# How to interpolate closed surface

With BSplineSurface, I was trying to interpolate data points belonging to a sphere, but unfortunately I don't get the right geometry closing:

r = 1;
step = 30 π /180 ;
pts = Table[
r {Cos[Θ] Cos[Ψ],
Cos[Θ] Sin[Ψ],
Sin[Θ]},
{Θ, 0, 2 π, step},
{Ψ,   0,  π, step}
];
Graphics3D[{BSplineSurface[pts, SplineClosed -> {True, True}],
Red, Point[#] & /@ pts}
]


How can one get the right Spline-closing to get a sphere out of the interpolation?

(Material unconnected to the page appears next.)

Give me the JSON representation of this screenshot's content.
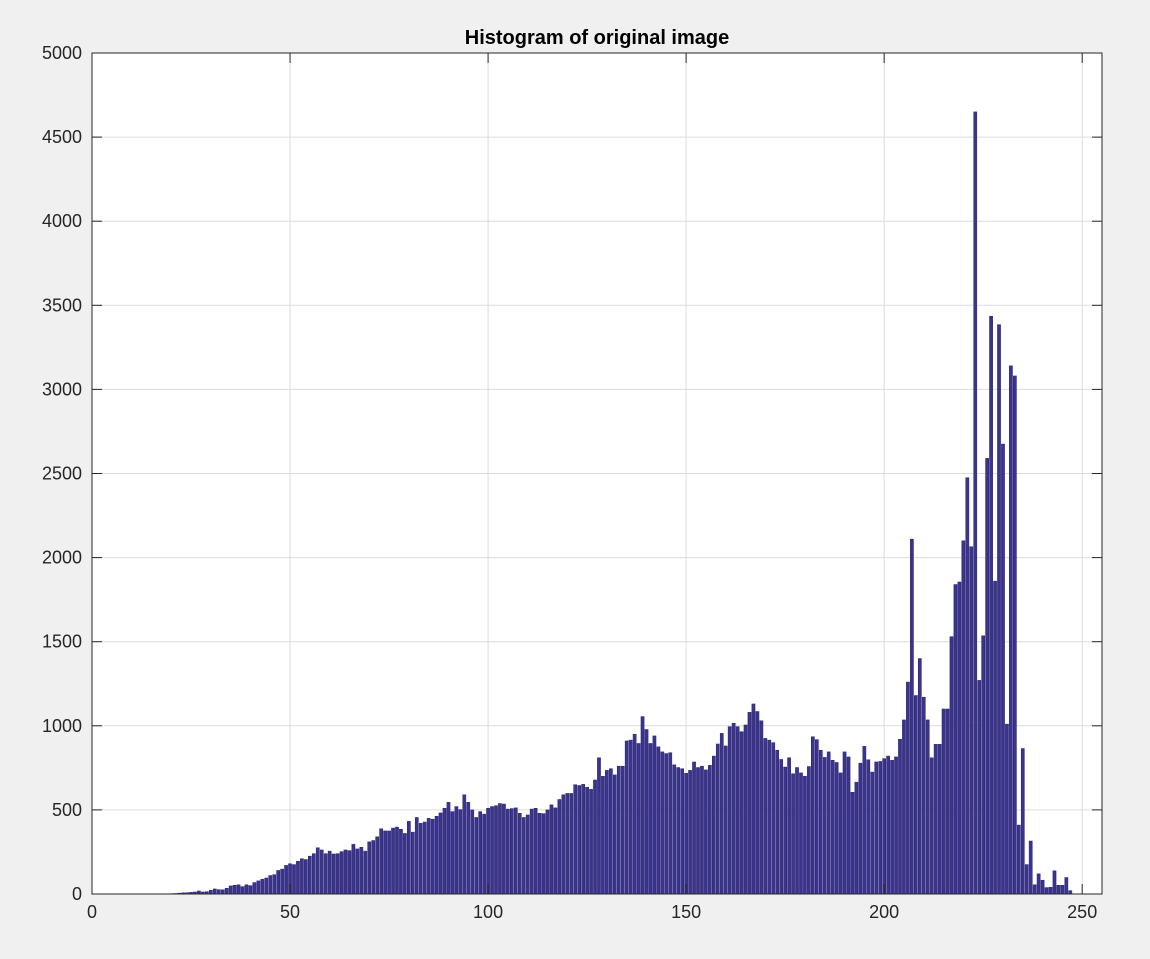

• So, what are your desiderata for your spline surface. As is, the question is way to broad. Btw.: "Nice" spline interpolation for surfaces with a topology different from a reactangle, cylinder, or torus are rather nontrivial. – Henrik Schumacher Jul 9 '18 at 15:51
• I restrict myself to the sphere interpolation then first. Is it possible to get the "right" closing of the BSpline Surface to reproduce the sphere geometry? – N.Schl Jul 9 '18 at 17:03
• Well, you get something that almost looks like a sphere with r = 1; step = 10 Pi/180; pts = Most@ Table[r {Cos[\[CapitalTheta]] Cos[\[CapitalPsi]], Cos[\[CapitalTheta]] Sin[\[CapitalPsi]], Sin[\[CapitalTheta]]}, {\[CapitalPsi], -Pi, Pi, step}, {\[CapitalTheta], -Pi/2, Pi/2, step}]; Graphics3D[{BSplineSurface[pts, SplineClosed -> {True, False}], Red, Point[#] & /@ pts}]. – Henrik Schumacher Jul 9 '18 at 17:49

In fact, a sphere has a very simple NURBS representation. It can be easily built up from the NURBS circle of Piegl and Tiller. A Mathematica implementation goes like this:

mySphere[center : (_?VectorQ) : {0, 0, 0}, radius : _?NumericQ : 1] :=
Block[{ctrlpts},
ctrlpts = Composition[TranslationTransform[center],
Outer[Append[#2 #1[[1]], #1[[2]]] &,
{{0, -1}, {1, -1}, {1, 1}, {0, 1}},
{{1, 0}, {1, 1}, {-1, 1}, {-1, 0}, {-1, -1}, {1, -1}, {1, 0}}, 1];
BSplineSurface[ctrlpts, SplineClosed -> True, SplineDegree -> 2,
SplineKnots -> {{0, 0, 0, 1/2, 1, 1, 1},
{0, 0, 0, 1/4, 1/2, 1/2, 3/4, 1, 1, 1}},
SplineWeights -> Outer[Times, {1, 1/2, 1/2, 1},
{1, 1/2, 1/2, 1, 1/2, 1/2, 1}]]]


For example:

Graphics3D[mySphere[], Boxed -> False]


(I had used this here for generating ellipsoids.)